A parlare è una giovane savonese secondo cui meglio cancellare gli esami di maturità, per l'anno corrente, e valutare gli studenti per il percorso nei cinque anni

Una studentessa scrive alla ministra Azzolina: "Noi giovani, protagonisti del domani messi un po' in disparte"

Gentilissima Ministra Azzolina, sono Francesca e frequento il liceo delle scienze umane di Savona, e come mi hanno insegnato in questi 5 anni il ruolo della scuola non è solo quello di trasmettere conoscenze, ma anche innescare una crescita personale e umana dello studente.

Per fare questo è necessario, come dicevano grandi pedagogisti, come Maria Montessori, Claparede e Dewey, tenere in considerazione, nell’atto educativo, i bisogni degli alunni. Oggi, forse più che mai, i bisogni degli studenti sono chiari, palesi, poiché espressi da loro stessi, soprattutto dai maturandi che non riescono a preparare un esame di stato da autodidatti in una situazione cosi difficile; non potendo uscire di casa per vedere gli amici, prendersi del tempo libero dallo studio per rilassarsi e prendersi cura della propria salute mentale, sono stanchi, stressati e soprattutto impauriti.

Non riusciamo a fare tutto da soli, anche se lei sostiene il contrario, la scuola si è fermata. Io sto facendo lezione con due professori su otto, e questo non è il giusto percorso per arrivare al fantomatico esame con un minimo di serenità. Ovviamente non è né colpa sua né dei professori, ma spero possa rendersi conto che affrontare un esame serio è al momento impossibile.

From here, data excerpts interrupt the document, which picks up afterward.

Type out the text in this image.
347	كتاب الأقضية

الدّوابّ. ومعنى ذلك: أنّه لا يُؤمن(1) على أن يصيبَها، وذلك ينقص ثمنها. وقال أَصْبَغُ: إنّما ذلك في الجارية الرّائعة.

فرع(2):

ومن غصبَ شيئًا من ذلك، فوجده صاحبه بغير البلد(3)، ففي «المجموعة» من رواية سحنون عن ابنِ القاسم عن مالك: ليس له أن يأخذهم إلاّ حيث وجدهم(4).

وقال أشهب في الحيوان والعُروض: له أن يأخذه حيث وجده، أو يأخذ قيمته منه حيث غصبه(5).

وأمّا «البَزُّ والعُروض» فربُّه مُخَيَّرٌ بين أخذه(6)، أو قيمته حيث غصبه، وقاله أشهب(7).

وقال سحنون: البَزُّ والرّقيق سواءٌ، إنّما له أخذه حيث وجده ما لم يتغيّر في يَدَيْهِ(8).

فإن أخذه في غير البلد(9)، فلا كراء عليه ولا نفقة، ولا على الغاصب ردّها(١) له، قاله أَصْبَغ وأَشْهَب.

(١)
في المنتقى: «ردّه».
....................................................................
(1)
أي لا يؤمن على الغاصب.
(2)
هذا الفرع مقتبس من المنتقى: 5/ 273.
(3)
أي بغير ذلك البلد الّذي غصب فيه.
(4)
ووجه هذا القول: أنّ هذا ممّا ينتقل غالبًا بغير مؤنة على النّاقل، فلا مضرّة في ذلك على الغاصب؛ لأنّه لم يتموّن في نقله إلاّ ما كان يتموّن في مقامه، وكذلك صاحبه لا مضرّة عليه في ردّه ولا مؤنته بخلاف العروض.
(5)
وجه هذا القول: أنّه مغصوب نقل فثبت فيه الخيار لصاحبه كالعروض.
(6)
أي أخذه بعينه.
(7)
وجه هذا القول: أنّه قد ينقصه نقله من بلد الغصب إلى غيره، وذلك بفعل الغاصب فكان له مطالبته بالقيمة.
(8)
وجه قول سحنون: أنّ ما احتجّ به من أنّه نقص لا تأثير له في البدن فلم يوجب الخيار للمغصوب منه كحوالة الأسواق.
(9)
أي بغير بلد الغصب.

Non suggerisco che si debba seguire il modello olandese o inglese, soluzione più rapida, ma è forse giunto il momento di rendersi conte che forse non cambia nulla se non facciamo l’esame di maturità e veniamo valutati attraverso il nostro percorso scolastico dei 5 anni.

Mi dispiace ammetterlo ma il sistema scolastico italiano non funziona, si da troppa importanza alle conoscenze e non alla crescita umana e personale. Non possiamo lamentarci se siamo razzisti, xenofobi e misogini, se fondiamo il sistema educativo solo sulla conoscenza fredda, sul cervello e non sul cuore.

Preferisco essere una bella persona magari non estremamente colta, che una persona arida ma ricca di conoscenze, anche perché non sono solo i colti, che mandano avanti il mondo, ma coloro che sanno ragionare, pensare fuori dagli schemi, i geni. Non si possono educare i geni, ma belle persone con dei buoni valori si.

La invito ad ascoltare le richieste degli studenti, in quanto sono i protagonisti della scuola ed i protagonisti del domani che ultimamente sono messi un po' in disparte.